Accuracy=0.8379 Precision=0.8185 Recall=0.8663 F1=0.8417


* Importance of features

In [18]:
np.round(grid_search.best_estimator_.feature_importances_,2)

array([0.  , 0.  , 0.06, 0.1 , 0.64, 0.01, 0.01, 0.06, 0.  , 0.  , 0.01,
       0.  , 0.  , 0.02, 0.01, 0.  , 0.01, 0.  , 0.  , 0.  , 0.  , 0.  ,
       0.  , 0.  , 0.  , 0.01, 0.03, 0.  , 0.  , 0.  , 0.  , 0.  , 0.  ,
       0.  , 0.01, 0.  , 0.  , 0.  , 0.  , 0.  , 0.  , 0.  , 0.  , 0.  ,
       0.  , 0.  , 0.  , 0.  , 0.  , 0.  , 0.  , 0.  , 0.  , 0.  , 0.  ])

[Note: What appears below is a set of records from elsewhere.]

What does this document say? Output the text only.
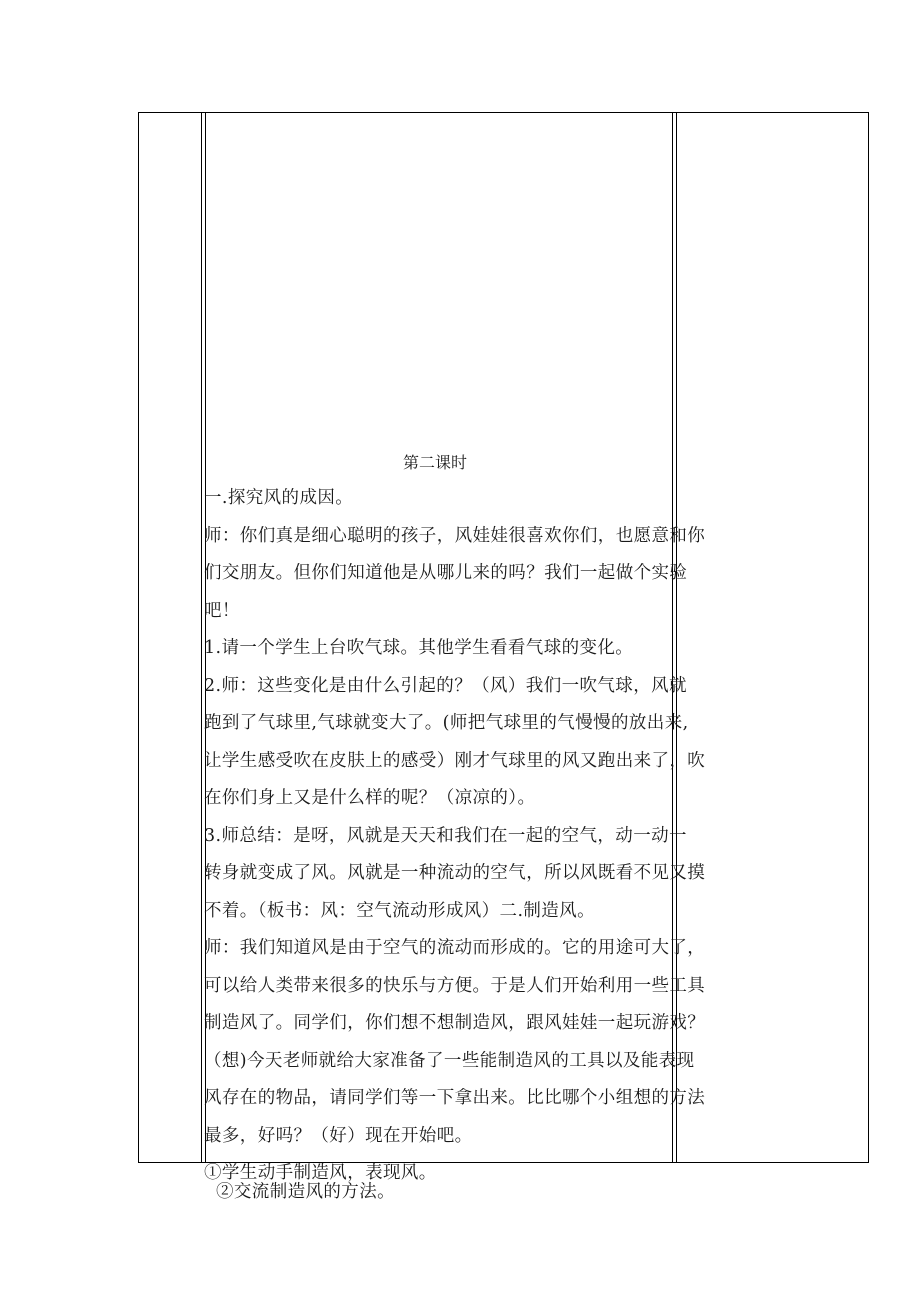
第二课时
一.探究风的成因。
师：你们真是细心聪明的孩子，风娃娃很喜欢你们，也愿意和你
们交朋友。但你们知道他是从哪儿来的吗？我们一起做个实验
吧！
1.请一个学生上台吹气球。其他学生看看气球的变化。
2.师：这些变化是由什么引起的？（风）我们一吹气球，风就
跑到了气球里,气球就变大了。(师把气球里的气慢慢的放出来,
让学生感受吹在皮肤上的感受）刚才气球里的风又跑出来了，吹
在你们身上又是什么样的呢？（凉凉的）。
3.师总结：是呀，风就是天天和我们在一起的空气，动一动一
转身就变成了风。风就是一种流动的空气，所以风既看不见又摸
不着。（板书：风：空气流动形成风）二.制造风。
师：我们知道风是由于空气的流动而形成的。它的用途可大了，
可以给人类带来很多的快乐与方便。于是人们开始利用一些工具
制造风了。同学们，你们想不想制造风，跟风娃娃一起玩游戏？
（想)今天老师就给大家准备了一些能制造风的工具以及能表现
风存在的物品，请同学们等一下拿出来。比比哪个小组想的方法
最多，好吗？（好）现在开始吧。
①学生动手制造风，表现风。
②交流制造风的方法。
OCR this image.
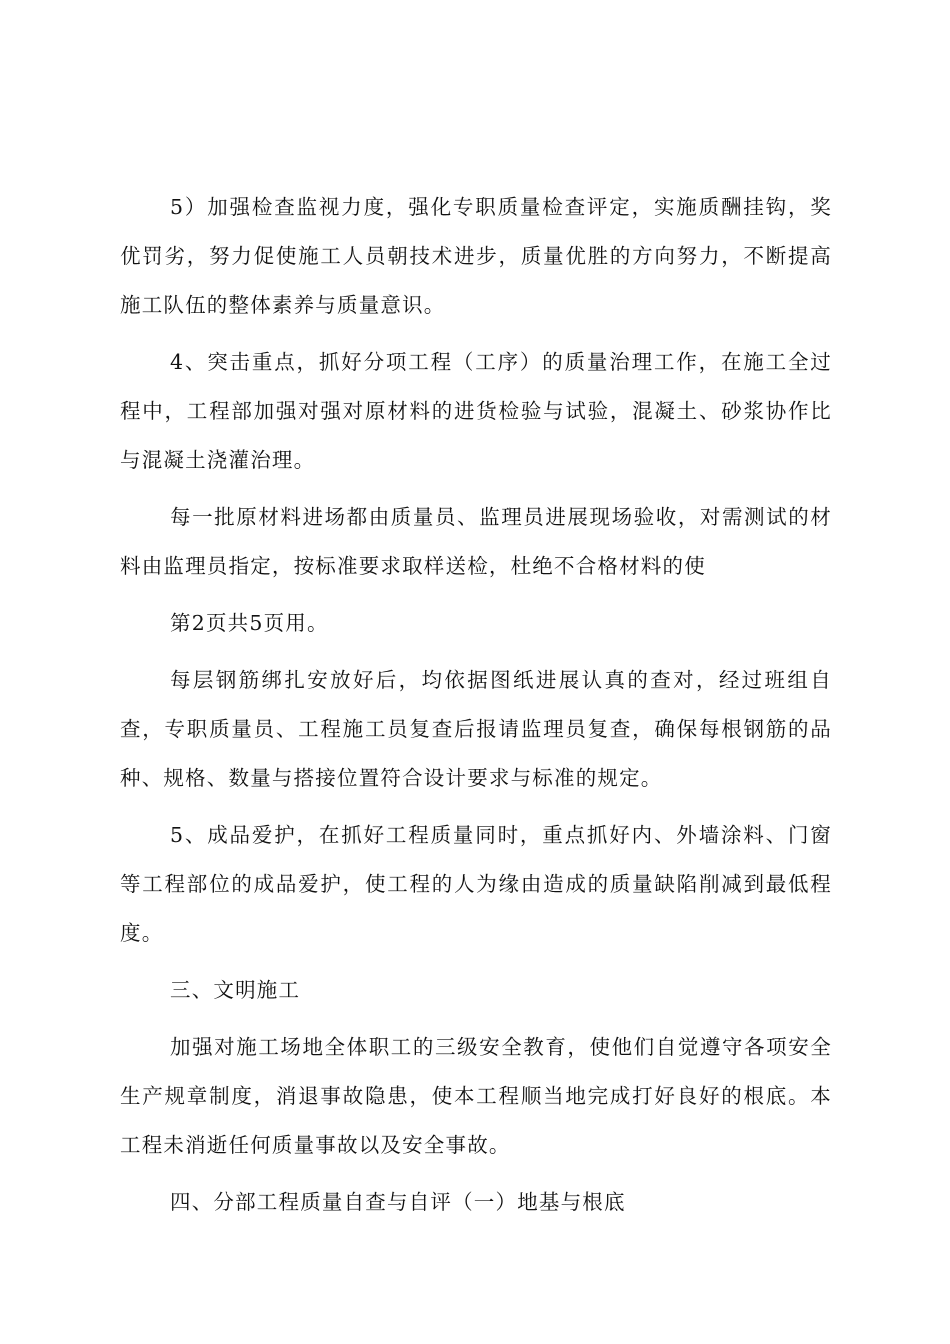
5）加强检查监视力度，强化专职质量检查评定，实施质酬挂钩，奖优罚劣，努力促使施工人员朝技术进步，质量优胜的方向努力，不断提高施工队伍的整体素养与质量意识。

4、突击重点，抓好分项工程（工序）的质量治理工作，在施工全过程中，工程部加强对强对原材料的进货检验与试验，混凝土、砂浆协作比与混凝土浇灌治理。

每一批原材料进场都由质量员、监理员进展现场验收，对需测试的材料由监理员指定，按标准要求取样送检，杜绝不合格材料的使

第2页共5页用。

每层钢筋绑扎安放好后，均依据图纸进展认真的查对，经过班组自查，专职质量员、工程施工员复查后报请监理员复查，确保每根钢筋的品种、规格、数量与搭接位置符合设计要求与标准的规定。

5、成品爱护，在抓好工程质量同时，重点抓好内、外墙涂料、门窗等工程部位的成品爱护，使工程的人为缘由造成的质量缺陷削减到最低程度。

三、文明施工

加强对施工场地全体职工的三级安全教育，使他们自觉遵守各项安全生产规章制度，消退事故隐患，使本工程顺当地完成打好良好的根底。本工程未消逝任何质量事故以及安全事故。

四、分部工程质量自查与自评（一）地基与根底
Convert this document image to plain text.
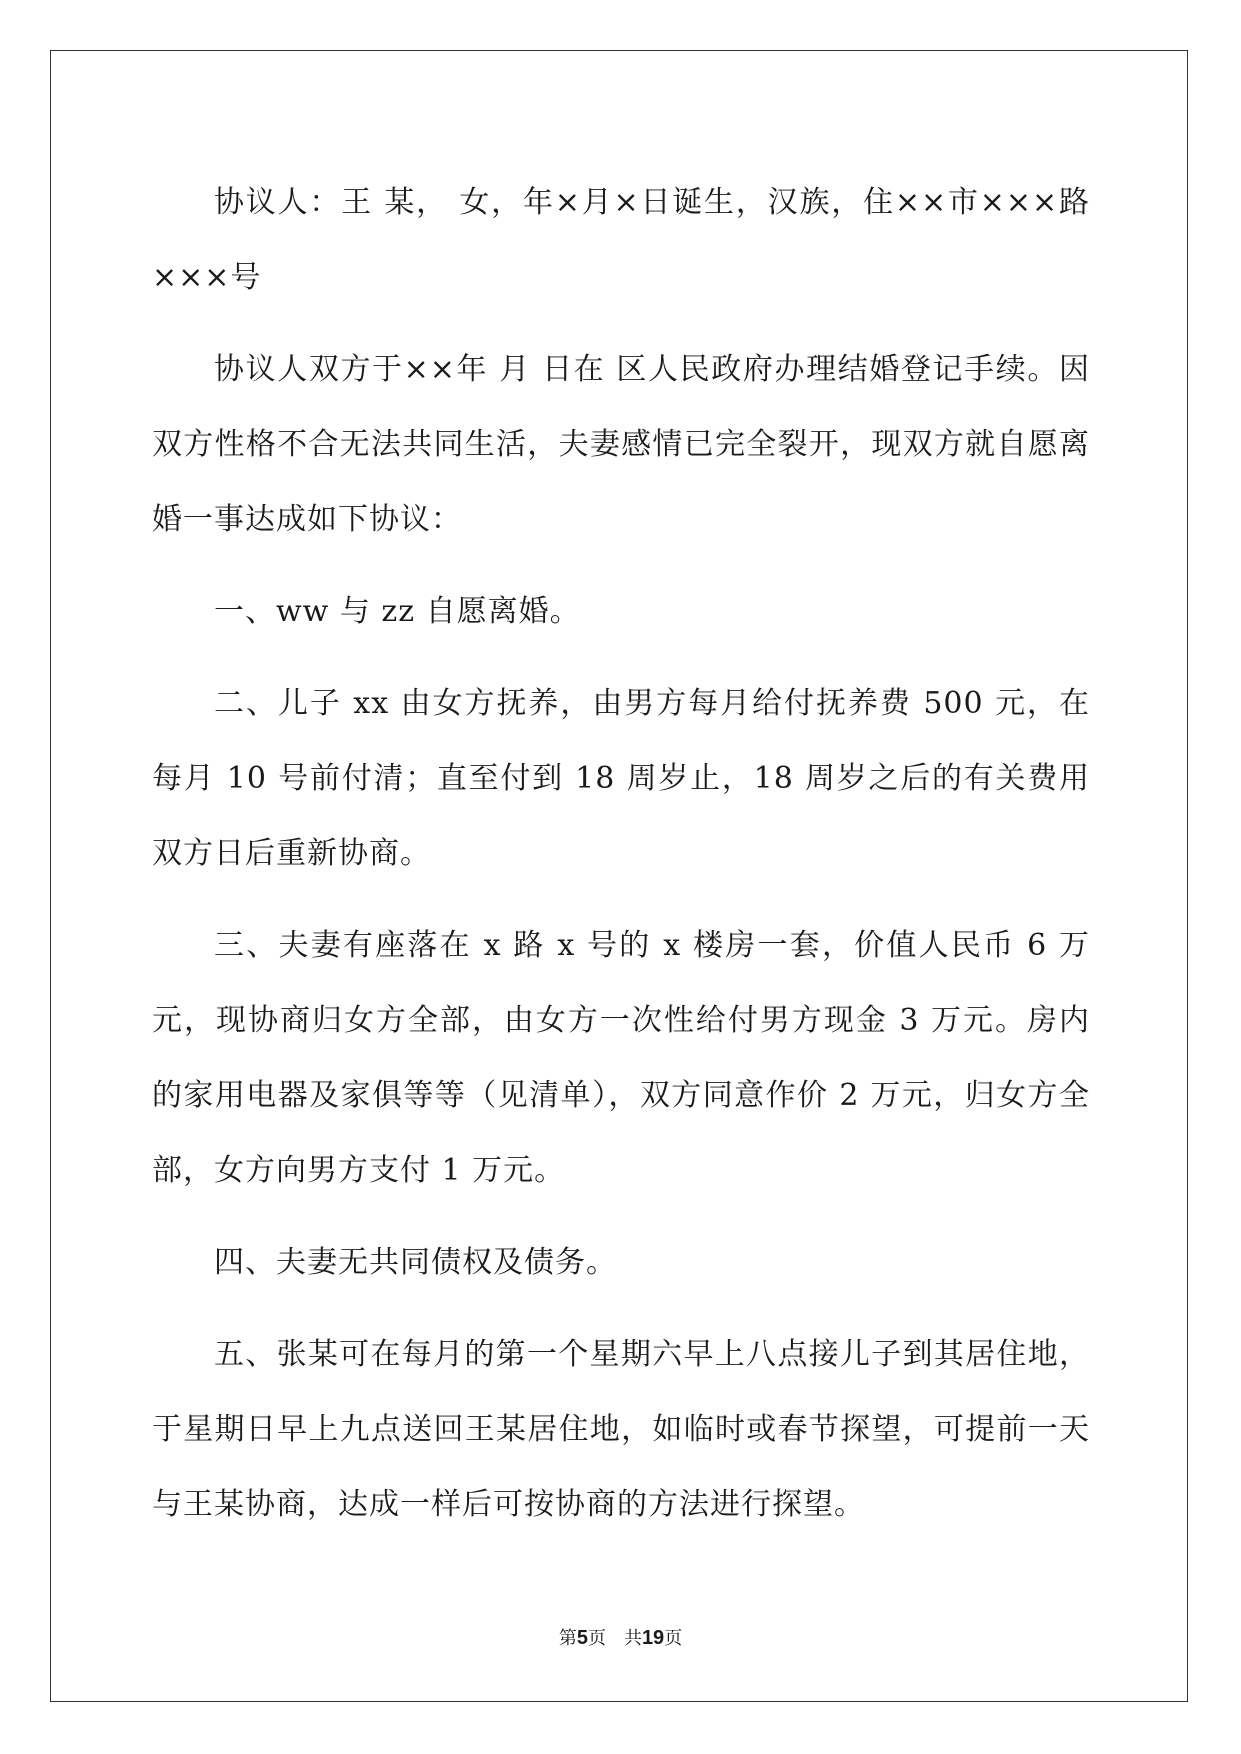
协议人：王 某， 女，年×月×日诞生，汉族，住××市×××路×××号

协议人双方于××年 月 日在 区人民政府办理结婚登记手续。因双方性格不合无法共同生活，夫妻感情已完全裂开，现双方就自愿离婚一事达成如下协议：

一、ww 与 zz 自愿离婚。

二、儿子 xx 由女方抚养，由男方每月给付抚养费 500 元，在每月 10 号前付清；直至付到 18 周岁止，18 周岁之后的有关费用双方日后重新协商。

三、夫妻有座落在 x 路 x 号的 x 楼房一套，价值人民币 6 万元，现协商归女方全部，由女方一次性给付男方现金 3 万元。房内的家用电器及家俱等等（见清单），双方同意作价 2 万元，归女方全部，女方向男方支付 1 万元。

四、夫妻无共同债权及债务。

五、张某可在每月的第一个星期六早上八点接儿子到其居住地，于星期日早上九点送回王某居住地，如临时或春节探望，可提前一天与王某协商，达成一样后可按协商的方法进行探望。

第5页 共19页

### Summary of Further Exploration

* Above, we have done grid search using cross validation to further optimize the decision tree model again with precision as scoring measure.

* Here we have used Grid search with 5-fold cross validation. The grid search iterates over all possible combinations of hyperparameters within the specified ranges and evaluates each model's performance using precision as the scoring metric. The best precision score and the corresponding best parameters are printed in the output.

* Comparision of performance with respect to the confusion matrix results -

    * By observation, I can say that results obtained after the grid search did not result in any improvement or deterioration in the performance metrics compared to the previous results. The precision, recall, accuracy, and F1 score remain the same. It suggests that the model's performance did not significantly change after fine-tuning the hyperparameters using the grid search.